Regardless, the idea has earned praise from policy experts who have long criticized Congress for passing legislation without any actual offsets against the budget impact of their cost. The retention credit "has been plagued with fraud from unscrupulous promoters encouraging businesses to improperly claim the credit," Garrett Watson and Erica York of the Tax Foundation wrote in a blog this month.
"Some critics argue that Congress should not rely on scored revenue from a failed program," Watson and York wrote. "While it would have been better if Congress avoided this mess to begin with, that does not change the fact that greater enforcement will bring in real money today that otherwise would not be collected. If offsets do not count because they should have been enacted earlier, we'd have very few offsets to consider more generally. The fact that policymakers chose on a bipartisan basis an offset that does not contain a budget or timing gimmick is progress. As our deficit situation worsens, we should be encouraging more offsets like this from Congress."

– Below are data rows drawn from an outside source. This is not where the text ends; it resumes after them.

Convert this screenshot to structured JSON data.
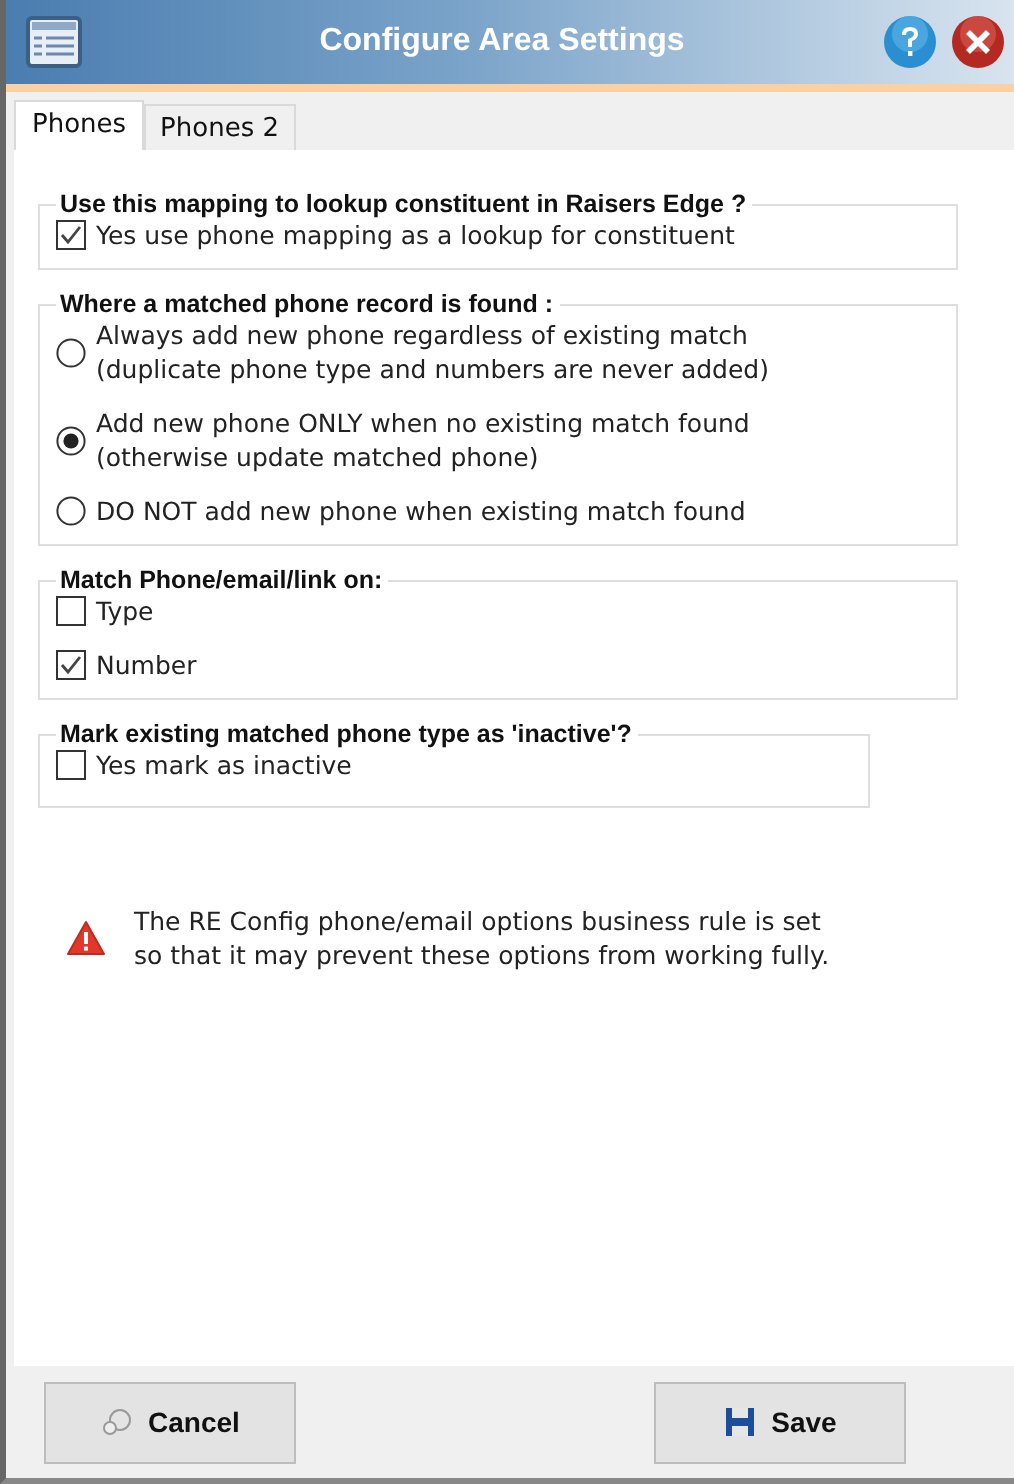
{
  "window": {
    "title": "Configure Area Settings"
  },
  "tabs": [
    {
      "label": "Phones",
      "selected": true
    },
    {
      "label": "Phones 2",
      "selected": false
    }
  ],
  "groups": [
    {
      "title": "Use this mapping to lookup constituent in Raisers Edge ?",
      "kind": "checkbox",
      "options": [
        {
          "label": "Yes use phone mapping as a lookup for constituent",
          "checked": true
        }
      ]
    },
    {
      "title": "Where a matched phone record is found :",
      "kind": "radio",
      "options": [
        {
          "label": "Always add new phone regardless of existing match\n(duplicate phone type and numbers are never added)",
          "selected": false
        },
        {
          "label": "Add new phone ONLY when no existing match found\n(otherwise update matched phone)",
          "selected": true
        },
        {
          "label": "DO NOT add new phone when existing match found",
          "selected": false
        }
      ]
    },
    {
      "title": "Match Phone/email/link on:",
      "kind": "checkbox",
      "options": [
        {
          "label": "Type",
          "checked": false
        },
        {
          "label": "Number",
          "checked": true
        }
      ]
    },
    {
      "title": "Mark existing matched phone type as 'inactive'?",
      "kind": "checkbox",
      "options": [
        {
          "label": "Yes mark as inactive",
          "checked": false
        }
      ]
    }
  ],
  "warning": "The RE Config phone/email options business rule is set\nso that it may prevent these options from working fully.",
  "buttons": [
    {
      "label": "Cancel",
      "kind": "cancel"
    },
    {
      "label": "Save",
      "kind": "save"
    }
  ]
}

The bill's path forward in an election year remains unclear, even though the legislation got through the House on Jan. 31 with a rare overwhelming bipartisan vote of 357 members approving and only 70 against it. Despite coming from the Republican-controlled House Ways and Means Committee and providing a variety of tax benefits to families and businesses this year and through 2025, influential GOP Senate Finance Committee member Chuck Grassley told reporters that the bill could alter the party's strategy for expiring provisions of the Tax Cuts and Jobs Act and this fall in elections against President Joe Biden and other Democrats.
"Passing a tax bill that makes the president look good — mailing out checks before the election — means he could be re-elected, and then we won't extend the 2017 tax cuts," Grassley said just before the House passed the bill last month, according to NBC News.
That uncertain fate added some new questions to this year's filing season, Kristine Tidgren, the director of the Center for Agricultural Law & Taxation at Iowa State University, wrote in a blog summarizing the bill's provisions.
"It appears that the proposed tax package has widespread support, although no one in Washington appears to be satisfied with all of the provisions," Tidgren said. "It is not certain at this time whether the bill will pass or if it will pass without significant amendment. If the bill does pass, the timeframe for its passage is unclear."
IRS officials have instructed taxpayers to file their returns this year without waiting on Congress to act, and business owners and their advisors should try to be patient and likely plan to never receive payment of the employer credit if they haven't already gotten it from the IRS, according to Elber. The fraudster promoters who collected money then vanished from their business owner clients or the government may have ruined a valuable credit for companies that kept people employed when their operations were affected by shutdowns during the pandemic, he said.
"The problem is that there are employers who are legally entitled to payments," Elber said. "They're the ones who are left at this point, at least from an enforcement standpoint, holding the bag, because the service is going to look at each and every one of them, and they're going to do it with an intense lens."